AU team on rare mission to Sudan's Darfur

The African Union's Peace and Security Council arrives in Sudan on Sunday to meet African peacekeepers serving in the troubled Darfur region, official media said, after fresh government-rebel clashes.

The rare visit comes 10 years after insurgents from black tribes began their uprising, and after inter-Arab violence since this January has led to the worst displacement of the population in several years.

African Union peacekeepers have served for five years in the UNAMID mission run jointly with the United Nations.

Sudan's official SUNA news agency reported on Saturday that the delegation will visit UNAMID headquarters in the North Darfur state capital, El Fasher, and hold talks with the state governor.

The AU mission is to also visit Kebkabiya, a town west of El Fasher where the UN says thousands of people have sought refuge following fighting between two Arab tribes in the Jebel Amir gold mining area in January and February.

African Union officials will then travel to the South Darfur state capital of Nyala for talks with the governor.

South of Nyala, a large number of government soldiers and militiamen were killed on Friday during a rebel attack on their convoy in the Abga Rajel area, the Sudan Liberation Army's Minni Minnawi faction said.

The rebels destroyed two armoured vehicles and captured prisoners, Minnawi faction spokesman Adam Salih Abaker said in a statement on Saturday.
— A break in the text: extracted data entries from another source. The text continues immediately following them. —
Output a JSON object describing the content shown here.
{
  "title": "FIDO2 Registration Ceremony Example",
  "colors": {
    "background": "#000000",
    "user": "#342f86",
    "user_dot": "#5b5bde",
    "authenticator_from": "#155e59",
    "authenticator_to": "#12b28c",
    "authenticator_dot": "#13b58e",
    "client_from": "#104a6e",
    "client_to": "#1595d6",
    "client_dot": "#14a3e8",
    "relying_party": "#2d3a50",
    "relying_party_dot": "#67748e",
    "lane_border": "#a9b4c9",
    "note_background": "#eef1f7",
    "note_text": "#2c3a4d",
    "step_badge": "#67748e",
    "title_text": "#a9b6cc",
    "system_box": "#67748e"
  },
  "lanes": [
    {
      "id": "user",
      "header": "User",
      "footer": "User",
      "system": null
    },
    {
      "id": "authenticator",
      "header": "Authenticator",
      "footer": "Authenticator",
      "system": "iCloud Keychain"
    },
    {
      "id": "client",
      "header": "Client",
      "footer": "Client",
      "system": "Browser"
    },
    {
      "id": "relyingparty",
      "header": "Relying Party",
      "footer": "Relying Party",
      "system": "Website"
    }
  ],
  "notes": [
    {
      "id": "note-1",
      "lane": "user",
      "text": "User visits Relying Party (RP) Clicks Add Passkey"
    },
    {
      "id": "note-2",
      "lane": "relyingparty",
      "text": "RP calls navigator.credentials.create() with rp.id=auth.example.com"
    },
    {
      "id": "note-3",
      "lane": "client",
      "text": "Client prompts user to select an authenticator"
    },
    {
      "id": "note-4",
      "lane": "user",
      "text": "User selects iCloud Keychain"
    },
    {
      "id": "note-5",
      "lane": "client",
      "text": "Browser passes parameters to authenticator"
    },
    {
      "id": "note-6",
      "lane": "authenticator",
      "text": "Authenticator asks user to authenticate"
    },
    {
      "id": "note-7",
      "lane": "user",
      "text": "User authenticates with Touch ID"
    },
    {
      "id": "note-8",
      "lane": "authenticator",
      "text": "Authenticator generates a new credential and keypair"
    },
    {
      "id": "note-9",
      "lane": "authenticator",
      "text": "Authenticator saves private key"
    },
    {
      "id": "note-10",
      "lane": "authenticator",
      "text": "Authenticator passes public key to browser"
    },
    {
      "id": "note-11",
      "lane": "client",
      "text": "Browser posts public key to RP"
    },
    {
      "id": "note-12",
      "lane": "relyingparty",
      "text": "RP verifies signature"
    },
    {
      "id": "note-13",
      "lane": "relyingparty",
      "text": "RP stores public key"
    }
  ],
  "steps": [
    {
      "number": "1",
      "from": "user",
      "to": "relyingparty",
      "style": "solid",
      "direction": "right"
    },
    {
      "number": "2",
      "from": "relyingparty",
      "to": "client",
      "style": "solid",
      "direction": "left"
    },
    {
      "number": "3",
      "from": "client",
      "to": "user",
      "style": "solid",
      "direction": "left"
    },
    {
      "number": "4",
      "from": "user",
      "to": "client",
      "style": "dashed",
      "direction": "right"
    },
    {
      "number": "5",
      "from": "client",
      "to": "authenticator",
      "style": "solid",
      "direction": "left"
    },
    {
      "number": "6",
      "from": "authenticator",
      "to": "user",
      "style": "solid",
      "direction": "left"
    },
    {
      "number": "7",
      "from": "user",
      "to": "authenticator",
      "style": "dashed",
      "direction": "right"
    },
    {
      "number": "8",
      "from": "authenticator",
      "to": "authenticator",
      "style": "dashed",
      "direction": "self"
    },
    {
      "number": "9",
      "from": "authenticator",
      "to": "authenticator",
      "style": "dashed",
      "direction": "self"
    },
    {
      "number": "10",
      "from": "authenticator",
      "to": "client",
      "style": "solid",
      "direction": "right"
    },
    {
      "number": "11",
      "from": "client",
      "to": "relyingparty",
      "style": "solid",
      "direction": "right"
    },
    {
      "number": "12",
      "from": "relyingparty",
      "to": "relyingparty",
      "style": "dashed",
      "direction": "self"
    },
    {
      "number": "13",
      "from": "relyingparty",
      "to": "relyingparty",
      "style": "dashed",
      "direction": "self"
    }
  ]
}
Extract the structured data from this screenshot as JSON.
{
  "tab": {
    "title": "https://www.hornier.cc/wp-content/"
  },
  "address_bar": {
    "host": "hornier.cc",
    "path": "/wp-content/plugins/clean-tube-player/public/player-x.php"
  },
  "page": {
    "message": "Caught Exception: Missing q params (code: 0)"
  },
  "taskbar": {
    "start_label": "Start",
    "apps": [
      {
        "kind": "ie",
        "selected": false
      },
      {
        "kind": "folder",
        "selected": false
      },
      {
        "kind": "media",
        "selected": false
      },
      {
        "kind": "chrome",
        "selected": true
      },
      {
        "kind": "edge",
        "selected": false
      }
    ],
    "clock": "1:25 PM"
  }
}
Sudan's army later said its forces attacked the rebels around Abga Rajel and a second area but were then ambushed. It said some soldiers were killed and wounded, along with a large number of insurgents.

"There is a lot of rebel movement in the areas south of Nyala," a humanitarian source told AFP, adding that the road between Nyala and Girayda "is particularly unsafe."

The lack of security has affected aid operations, said the source, asking for anonymity.

Attempts to reach the African Union for comment about its Darfur mission were unsuccessful.

But an African diplomat told AFP that the 15-member council had visited at least once before over the past two years.

He said the trip will help highlight "worrying" developments in Sudan's far-west region, where almost 21,000 soldiers and police serve with UNAMID.

Darfur's top official, Eltigani Seisi, told AFP in February that the security situation "has improved a lot" across most of the region, where the UN says 1.4 million displaced people still live in camps.

Sudanese authorities rarely allow journalists to independently visit Darfur.

President Omar al-Bashir is wanted by the International Criminal Court for crimes against humanity, war crimes and genocide allegedly committed in Darfur.

Despite the warrants, he regularly travels to other African and Middle Eastern countries.